An influential national panel of preventive health experts on Tuesday recommended for the first time that children and adolescents between 8 and 18 should be screened for anxiety, but said there was insufficient evidence to say that children 7 and under should be screened.
The new recommendations, issued by the U.S. Preventive Services Task Force and published in JAMA, are for the screening of children and teens who are seen in primary care settings and have no symptoms. Task force members emphasized that any child with symptoms of anxiety, regardless of age, should be connected to care.
“If a child is presenting with symptoms, or a parent is concerned about symptoms, that is not a screening issue, that is a care issue,” Martha Kubik, a task force member and a professor of nursing at George Mason University, told STAT. She emphasized that screening tools were not diagnostic tests but merely a first step before more directed evaluation.
The recommendations follow findings from the 2018-19 National Survey of Children’s Health, which found that 7.8% of children and adolescents aged 3-17 had a current anxiety disorder — numbers that many researchers believe have worsened during the Covid-19 pandemic. The call for screening is bolstered by research showing that untreated anxiety can lead to suicidal behavior and substance abuse as children age and the fact that treatments now exist that can help curb anxiety in this age group. The final recommendations are consistent with a draft document released in April of this year.
“We feel the mental health of our kids is something we should prioritize, and one way is to make time for screening,” Kubik said.
The task force also renewed a previous recommendation for universal screening in primary care for major depressive disorder in adolescents 12 to 18 years, but found that there was insufficient evidence to recommend screening for the disorder in children 11 or younger. They also said, even though suicide is the leading cause of death in older children and teens, there was insufficient evidence to recommend screening for suicide in children of any age who do not have symptoms. (As with anxiety, the task force emphasized that children or adolescents at high risk of suicide should be screened.) These recommendations are similar to ones released in 2016.
Kubik said that suicide was “an incredible and worrisome health problem for our young people” but that evidence did not yet support universal screening. “It’s a call for more research in this area,” she said of the recommendations, which could change in future years.
The task force is an independent, volunteer panel of experts in evidence-based medicine that reports to Congress and identifies gaps in research supporting preventive care services.

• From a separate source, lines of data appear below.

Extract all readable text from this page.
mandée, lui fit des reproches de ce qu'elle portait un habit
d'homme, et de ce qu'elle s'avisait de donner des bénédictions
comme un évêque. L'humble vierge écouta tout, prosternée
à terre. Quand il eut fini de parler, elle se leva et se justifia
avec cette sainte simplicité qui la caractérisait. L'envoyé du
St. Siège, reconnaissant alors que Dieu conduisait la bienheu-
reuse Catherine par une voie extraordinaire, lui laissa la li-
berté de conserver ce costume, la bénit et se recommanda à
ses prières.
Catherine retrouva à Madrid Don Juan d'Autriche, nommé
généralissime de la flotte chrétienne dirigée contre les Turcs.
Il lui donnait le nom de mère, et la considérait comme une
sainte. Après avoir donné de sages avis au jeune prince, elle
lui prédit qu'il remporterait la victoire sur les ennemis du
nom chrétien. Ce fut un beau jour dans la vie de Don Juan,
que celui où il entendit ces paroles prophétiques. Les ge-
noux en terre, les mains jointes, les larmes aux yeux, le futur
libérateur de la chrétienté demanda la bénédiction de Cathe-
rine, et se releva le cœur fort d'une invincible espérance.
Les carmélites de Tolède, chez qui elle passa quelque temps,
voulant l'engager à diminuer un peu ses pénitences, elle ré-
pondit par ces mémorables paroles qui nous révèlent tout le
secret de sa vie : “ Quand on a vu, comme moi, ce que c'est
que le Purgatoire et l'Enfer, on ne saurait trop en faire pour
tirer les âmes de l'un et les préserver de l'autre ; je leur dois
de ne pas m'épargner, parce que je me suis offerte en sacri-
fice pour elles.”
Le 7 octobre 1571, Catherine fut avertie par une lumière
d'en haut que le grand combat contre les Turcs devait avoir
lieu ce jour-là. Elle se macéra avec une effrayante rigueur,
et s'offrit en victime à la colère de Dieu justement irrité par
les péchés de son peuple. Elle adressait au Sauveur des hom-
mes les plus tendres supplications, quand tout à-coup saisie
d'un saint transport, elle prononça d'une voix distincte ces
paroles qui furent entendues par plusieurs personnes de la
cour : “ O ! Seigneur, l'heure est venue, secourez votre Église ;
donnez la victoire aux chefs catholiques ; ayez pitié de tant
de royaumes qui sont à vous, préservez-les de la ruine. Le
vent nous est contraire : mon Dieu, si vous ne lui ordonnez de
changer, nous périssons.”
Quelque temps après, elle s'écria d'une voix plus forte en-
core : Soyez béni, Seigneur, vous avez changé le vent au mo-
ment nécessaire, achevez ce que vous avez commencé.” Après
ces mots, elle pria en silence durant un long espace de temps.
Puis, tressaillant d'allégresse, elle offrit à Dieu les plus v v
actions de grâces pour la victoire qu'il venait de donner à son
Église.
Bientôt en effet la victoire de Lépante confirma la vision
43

A review of studies the task force commissioned pertaining to anxiety in children and adolescents found more research is needed to better understand the benefits and potential harms of screening and to understand which screening tools are most accurate and work best in primary care settings. The review found that current screening tools were “reasonably accurate” in the older age group and that treatment, both cognitive-behavioral therapy and drugs such as SSRIs and serotonin-norepinephrine reuptake inhibitors were beneficial in treating anxiety.
An accompanying editorial called the new recommendations “very good news” because the majority of psychiatric disorders first present in childhood and adolescence and noted that while one in five youth aged 18 and under will experience a mental health condition, many of these conditions go unidentified and untreated.
But the editorial urged that younger children also be screened for anxiety, particularly because in this age group, anxiety may present as something else, such as abdominal pain or difficulty concentrating, leading to unnecessary tests and medical evaluations or treatments like stimulant drugs. “These children are at risk to not be identified or have their anxiety symptoms misattributed to either a medical condition or a different psychiatric disorder,” the editorial authors wrote.
The new recommendations do not go as far as those from other organizations, such as the American Academy of Pediatrics, which recommends annual screening for behavioral, social, and emotional problems — including anxiety — from birth to 21 years. While the task force based its recommendations only on medical evidence, Kubik said members were mindful of the shortage of mental health services and the reality that primary care physicians may be overburdened. One study cited by the task force showed that 76% of primary care physicians feel it is important to talk to adolescent patients about mental health but only 46% said they always did so.
“We’re all aware, and have been aware for a long time that it’s challenging to get primary care and even more challenging to get mental health care if needed,” she said. “These workforce issues need to be addressed.”
Some take issue with what they describe as the country’s “piecemeal approach” to pediatric mental health screening, which hasn’t routinely included screening for childhood anxiety despite how common it is. John Walkup, chief of child and adolescent psychiatry at Northwestern University’s Feinberg School of Medicine, and co-authors wrote in their editorial that primary care workers should not just rely on screening tests that are often simple rating scales, but consider family history of mental health issues and any symptoms to put screening test results in context.
The USPSTF recommendations also noted that children and adolescents in some demographic groups were at higher risk for anxiety, including those experiencing poverty, and Black and Indigenous youth, who are more likely to experience adverse childhood experiences and less likely to have access to mental health services. The National Survey on LGBTQ Youth Mental Health found that more than 70% of LGBTQ+, transgender, and nonbinary youth reported experiencing symptoms of anxiety.